All these results support the ability of the HOGO system to decrease the rate of aging, i.e., the biological age of the volunteers investigated in the present study. We do not know the direct causes of this effect, and further studies are needed to clarify this subject. Nevertheless, we think that although the use of natural materials in these beds can help, the positive effects observed are due to the avoidance of EFMs. This idea can be deduced from the positive results obtained in the “topper” group, which used the avoiding EMFs system without the rest of the natural components of the complete bed.

Nevertheless, this study presents some limitations. Besides the above commented, one of the limitations is the sample size used in this work. Although to increase the number of participants is very expensive due to the cost of beds, with more volunteers it would be possible to divide volunteers into different groups and to establish correlations with characteristics of profession, social class, as well as to take into account the effect of different environmental factors (such as room light, noise...). Another limitation is that the long-term effect of the strategy used in the present study has not been investigated and could be interesting to check whether after a year, for example, the maintenance of a younger biological age occurs.

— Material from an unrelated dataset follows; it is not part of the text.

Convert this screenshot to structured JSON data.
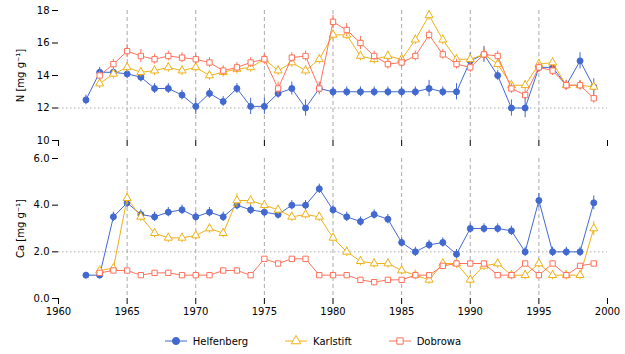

With these limitations in mind, the present study provides evidence for an effective and non-intrusive EMF mitigating strategy, which positively affects several immune functions and oxidative-inflammation markers and opens new avenues for promoting a healthier longevity.


Sleeping on beds with an EMFs-mitigating system improves the functionality of the immune system as well as reduces the oxidative and inflammatory stress. Finally, sleeping on beds with an EMFs-mitigating system slows down the rate of aging.